Binary Search 🔍 And Big 0️⃣ Notation

January 02, 2022

In my previous blog we’ve had seen that what is Data Structures and Algorithms are, and also have looked into an example of Jhon and Ana by playing a game of guessing a number and by observation we concluded that Jhons approach is called Linear Search whereas Ana’s approach is called Binary Search.

Binary Search

In real use case of binary search the algorithm wouldn’t return the target value because we already know that. It’s a search algorithm, so we are already providing something to search for, instead what it returns is the position in the list that target occupies.

without the list being sorted a binary search algorithm would discard all the values on the left of target value. Therefore the 🧠necessary condition for binary search is that list of values must be sorted.

Formal defination of Binary Search 🔍

🪜 Steps of Binary Search

Determine the middle position of the sorted list.
Compare the element in the middle position to the target element.
If the element match, we return the middle position and end the algorithm. if they didn’t match then 👇
Check wether the element in the middle portion is smaller than the target element if it is then we go back to step 2 with a new list that goes from the middle position of the current list to the end of the current list.
If the element in the middle position is grater than the target element then again we go back to step 2 with a new list that goes from start of the current list to the middle position of current list.
- We repeat this process until the target element is found or until a sub list contains only one element.
- If that single element sublist does not match with target element then we end the algo indicating “element does not exist.”

Efficiecy of Binary Search

The above plot shows the growth rate of the algorithm also known as the order of growth. Different algorithms grow at different rates and by evaluating growth rates we get a much better picture of their performance because we know how the algorothm will hold up as “n” larger.

Big 0️⃣ Notation.

Theoritical defination - Complexity of an algorithm as function of the size.

Breakdown of the theoritical defination could be done as-

Big O is a notation used to describe complexity.
Notation here means that it simplifies everything we have talked about down into a single variable (Which is 0️⃣).
An example of complexity written in terms of big O look lile this ➡️ O(n) where O is the order of magnitude of complexity.

⁉️ If it takes Ana 4 tries when n(target) is 10. how long does the the algorithm take when n(target) is 10 million.🤯

♒ When we use Big O for this the variable used (which we will get to) distills that information down so that reading the variable you get a big picture without having to plot graphs.

✳️ Complexity is relative.

Big O is very usefull notation when camparing time and space complexity but only when comparing amongst algorithms that solve the same problem.

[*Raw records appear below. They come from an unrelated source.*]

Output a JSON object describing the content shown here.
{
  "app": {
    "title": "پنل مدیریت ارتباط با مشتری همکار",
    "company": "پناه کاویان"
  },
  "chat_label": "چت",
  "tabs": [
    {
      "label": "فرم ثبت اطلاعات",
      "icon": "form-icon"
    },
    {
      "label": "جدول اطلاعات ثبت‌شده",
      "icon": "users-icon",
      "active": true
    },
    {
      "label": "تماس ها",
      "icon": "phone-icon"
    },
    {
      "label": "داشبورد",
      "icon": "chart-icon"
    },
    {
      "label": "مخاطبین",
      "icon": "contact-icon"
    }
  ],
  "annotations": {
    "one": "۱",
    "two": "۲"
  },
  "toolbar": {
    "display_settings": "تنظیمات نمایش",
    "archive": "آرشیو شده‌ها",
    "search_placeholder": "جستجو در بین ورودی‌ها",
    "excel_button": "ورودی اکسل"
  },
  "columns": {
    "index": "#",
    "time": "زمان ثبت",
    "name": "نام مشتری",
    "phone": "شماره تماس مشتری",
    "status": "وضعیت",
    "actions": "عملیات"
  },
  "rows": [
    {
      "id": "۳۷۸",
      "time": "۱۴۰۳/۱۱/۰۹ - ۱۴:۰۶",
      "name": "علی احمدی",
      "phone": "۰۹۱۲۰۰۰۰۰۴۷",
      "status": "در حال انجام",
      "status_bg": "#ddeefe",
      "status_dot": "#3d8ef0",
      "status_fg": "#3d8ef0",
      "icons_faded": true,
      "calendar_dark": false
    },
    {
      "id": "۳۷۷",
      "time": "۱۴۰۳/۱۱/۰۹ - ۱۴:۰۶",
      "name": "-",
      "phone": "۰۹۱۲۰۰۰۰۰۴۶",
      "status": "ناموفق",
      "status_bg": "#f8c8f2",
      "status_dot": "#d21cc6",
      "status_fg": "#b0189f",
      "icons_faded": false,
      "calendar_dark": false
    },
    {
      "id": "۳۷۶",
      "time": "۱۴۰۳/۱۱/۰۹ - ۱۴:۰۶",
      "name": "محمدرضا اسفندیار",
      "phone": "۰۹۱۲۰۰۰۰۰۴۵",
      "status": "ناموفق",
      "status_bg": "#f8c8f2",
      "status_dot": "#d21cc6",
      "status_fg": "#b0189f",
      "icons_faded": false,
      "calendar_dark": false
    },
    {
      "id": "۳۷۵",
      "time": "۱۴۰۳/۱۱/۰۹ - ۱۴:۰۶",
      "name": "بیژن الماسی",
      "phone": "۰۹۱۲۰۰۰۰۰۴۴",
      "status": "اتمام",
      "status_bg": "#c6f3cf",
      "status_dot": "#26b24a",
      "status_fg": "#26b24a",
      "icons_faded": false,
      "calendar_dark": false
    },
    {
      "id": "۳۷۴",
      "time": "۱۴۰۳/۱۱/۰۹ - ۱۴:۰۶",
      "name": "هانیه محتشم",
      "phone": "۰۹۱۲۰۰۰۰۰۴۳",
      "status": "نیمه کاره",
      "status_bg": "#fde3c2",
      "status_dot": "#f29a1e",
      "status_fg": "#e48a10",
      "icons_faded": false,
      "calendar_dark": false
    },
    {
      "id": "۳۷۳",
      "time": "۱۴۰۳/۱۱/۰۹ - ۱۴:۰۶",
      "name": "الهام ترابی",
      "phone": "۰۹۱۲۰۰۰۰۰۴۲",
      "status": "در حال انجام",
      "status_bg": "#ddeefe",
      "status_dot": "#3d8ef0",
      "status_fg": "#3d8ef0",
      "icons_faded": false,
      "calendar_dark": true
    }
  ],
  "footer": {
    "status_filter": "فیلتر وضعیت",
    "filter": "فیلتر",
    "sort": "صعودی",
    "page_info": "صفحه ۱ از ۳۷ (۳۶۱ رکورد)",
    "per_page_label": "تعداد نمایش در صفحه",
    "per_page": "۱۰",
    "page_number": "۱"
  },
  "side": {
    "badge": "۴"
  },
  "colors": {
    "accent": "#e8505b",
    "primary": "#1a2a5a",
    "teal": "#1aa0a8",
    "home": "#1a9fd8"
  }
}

✳️ The last bit in the function of Big O is a “A function of size” and all this means is that Big O measures complexity as the input size grows.

You will also see Big O referred to as the upper bound of the algorithm and what that means is that “Big O measures how the algorithm performs in the worst case scenerio”.

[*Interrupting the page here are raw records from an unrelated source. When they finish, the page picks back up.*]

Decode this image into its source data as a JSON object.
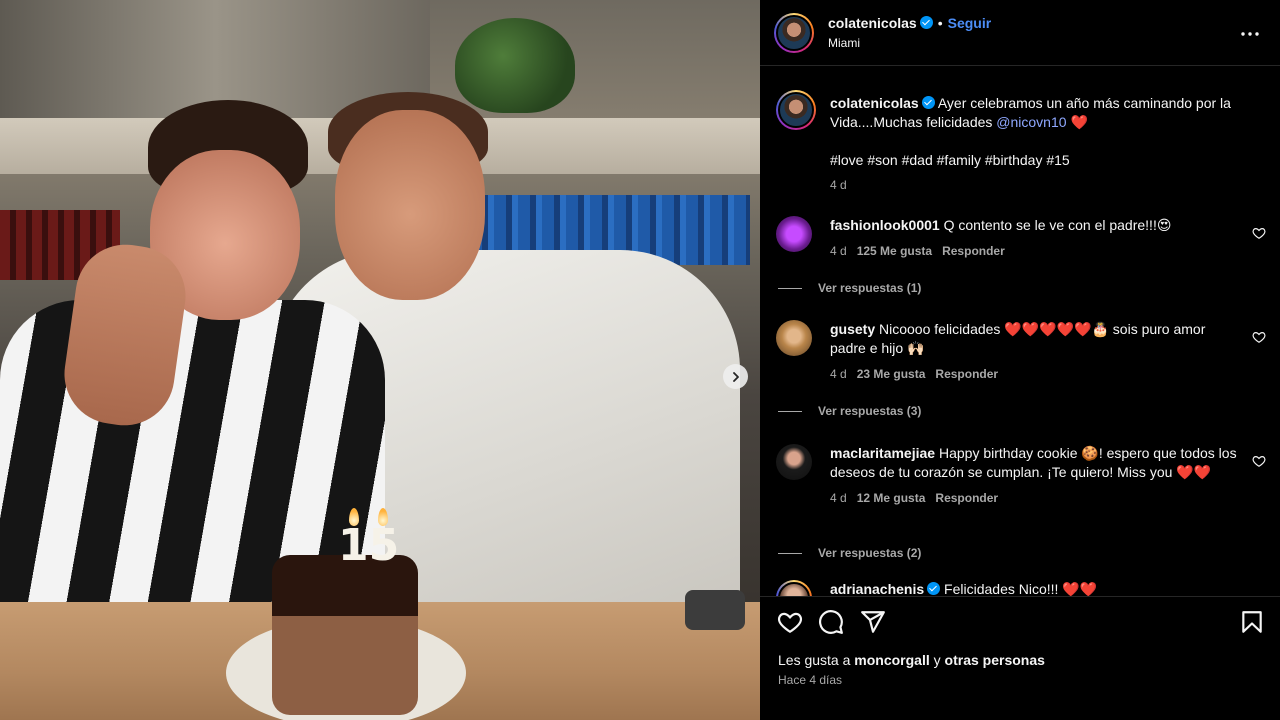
{
  "header": {
    "username": "colatenicolas",
    "separator": "•",
    "follow_label": "Seguir",
    "location": "Miami",
    "more_icon": "more-horizontal-icon"
  },
  "photo": {
    "candle_text": "15",
    "carousel_next_icon": "chevron-right-icon"
  },
  "caption": {
    "username": "colatenicolas",
    "text": "Ayer celebramos un año más caminando por la Vida....Muchas felicidades",
    "mention": "@nicovn10",
    "emoji": "❤️",
    "hashtags": "#love #son #dad #family #birthday #15",
    "time": "4 d"
  },
  "comments": [
    {
      "username": "fashionlook0001",
      "text": "Q contento se le ve con el padre!!!😍",
      "time": "4 d",
      "likes": "125 Me gusta",
      "reply_label": "Responder",
      "view_replies": "Ver respuestas (1)"
    },
    {
      "username": "gusety",
      "text": "Nicoooo felicidades ❤️❤️❤️❤️❤️🎂 sois puro amor padre e hijo 🙌🏻",
      "time": "4 d",
      "likes": "23 Me gusta",
      "reply_label": "Responder",
      "view_replies": "Ver respuestas (3)"
    },
    {
      "username": "maclaritamejiae",
      "text": "Happy birthday cookie 🍪! espero que todos los deseos de tu corazón se cumplan. ¡Te quiero! Miss you ❤️❤️",
      "time": "4 d",
      "likes": "12 Me gusta",
      "reply_label": "Responder",
      "view_replies": "Ver respuestas (2)"
    },
    {
      "username": "adrianachenis",
      "text": "Felicidades Nico!!! ❤️❤️"
    }
  ],
  "actions": {
    "like_icon": "heart-icon",
    "comment_icon": "comment-icon",
    "share_icon": "share-icon",
    "save_icon": "bookmark-icon",
    "likes_prefix": "Les gusta a",
    "likes_user": "moncorgall",
    "likes_mid": "y",
    "likes_others": "otras personas",
    "date": "Hace 4 días"
  },
  "colors": {
    "background": "#000000",
    "accent_link": "#4c8df6",
    "hashtag": "#8fa8ff",
    "verified": "#0095f6",
    "muted": "#a8a8a8"
  }
}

In a nutshell Big O is just a notation that condenses the data points and graphs down one variable.

What this variable looks like for:
- Linear search : We say that it has time complexity of Big o of n ➡️ O(n).
- Binary search : We say that it has a time complexity of Big O of log(n) ➡️ O(logn)

In our discussion of complexity we made one assumption that the algorithm as whole had a single measure of complexity.

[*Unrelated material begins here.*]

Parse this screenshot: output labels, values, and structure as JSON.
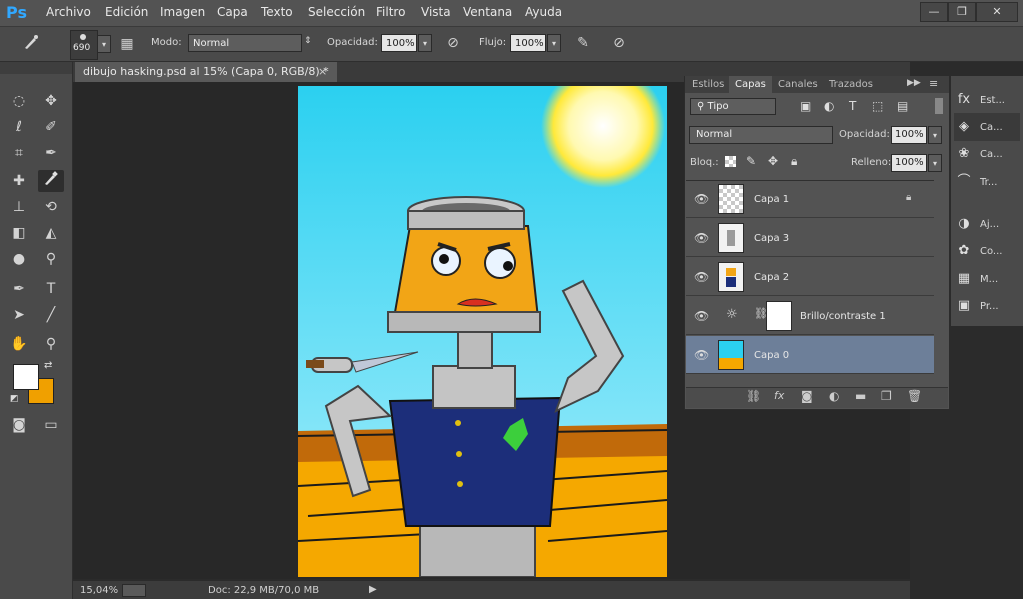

♒ Each step in the algorithm has its own space and time complexity.
♒ In linear search for example there are multiple steps and the algorithm goes like this, Start at the beginning of the list or range of values compare the current value to the target if the current value is the target value we are done, if its not we will move on sequentially to the next value in the list and repeat step 2.

✳️ Let’s go back to step 2 “Comparing the current value to the target, does the size of dataset matters for this step? When we are at step 2 we are already at that position in the list and all we are doing is reading the value to make a comparision.”
♒ Reading a value is a single operation and if we were to plot it on a graph of runtime per operations against “n”, it looks like this👇 “a straight line”

“A straight line” that takes constant time regardless of the size of ‘n’. Since this takes the same amount of time in any given case, we say that the run time is constant time. In Big O notation we represent this as O(1).

⁉️ How to read O(1)? It is read as constant time.

So reading value in a list is a constant time operation.

This is the most ideal case when it comes to run times because input size does not matter, and we know that regardless of the size of n the algorithm runtime will remain the same.

For Binary Search

When played a game (Guessing of numbers) using Ana’s approach we noticed that with every we were able to discard half the data . But there’s another pattern that emerges that we didn’t explore 🤯🤯.

Let’s say n(target) = 10, how long does it take to find an item at 10^th position of the list.

When n=20

now lastly 😴 for n = 40

➡️ Note: That every time we doubled the value of n the number of operartions it takes to reduce the list down to a single element only increase by ‘1’.

There is mathematical relationship to this pattern and its called logarithm of n

⁉️How?

Explaination for logarithm

2 times 1 is 2 ➡️ 2¹ = 2

2 x 2 = 4 ➡️ 2² = 4

2 x 2 x 2 = 8 ➡️ 2³ = 8

Exponents define how a number grows with 2 raised to the power 3 we start with bare value and multiply itself with 3 times.

The inverse of an exponent is called a logarithm.

So if I say log to base 2 of 8 equals 3

log₂8 = 3

So I am saying basically the opposite of an exponent, instead of saying how many times do I have to multiply this value, I am asking how many times do I have to devide 8 with 2 to get the value 1.

This takes 3 operations.

If n was 16, how many tries does it take to get to that last element, well we start in the middle at 8 that’s too low so we move to 12 then we move to 14 then to 15 and then to 16 which is 5 tries or log16₂ + 1.

In general for a given value of n the number of tries ot takes to find the worst case scenerio is log(n) + 1 and because this pattern is overall a logarithmic pattern we say that the runtime of such algorithmsis logarithmic if we plot these data points on our graph a logarithmic runtime it looks like this 👇

In Big O notation we represent a logarithmic runtime as O(log(n)) or O(ln(n)) read it as logarithmic time

As n grows very large the number grows very slowly and eventually plattens out.
since this line is below the line for linear runtime, you might often hear algorithms with logarithmic runtimes being called sublinear.
Logarithmic or sublinear runtime prefreed to linear because they are more efficient but in practice linear search has its own set of advantages.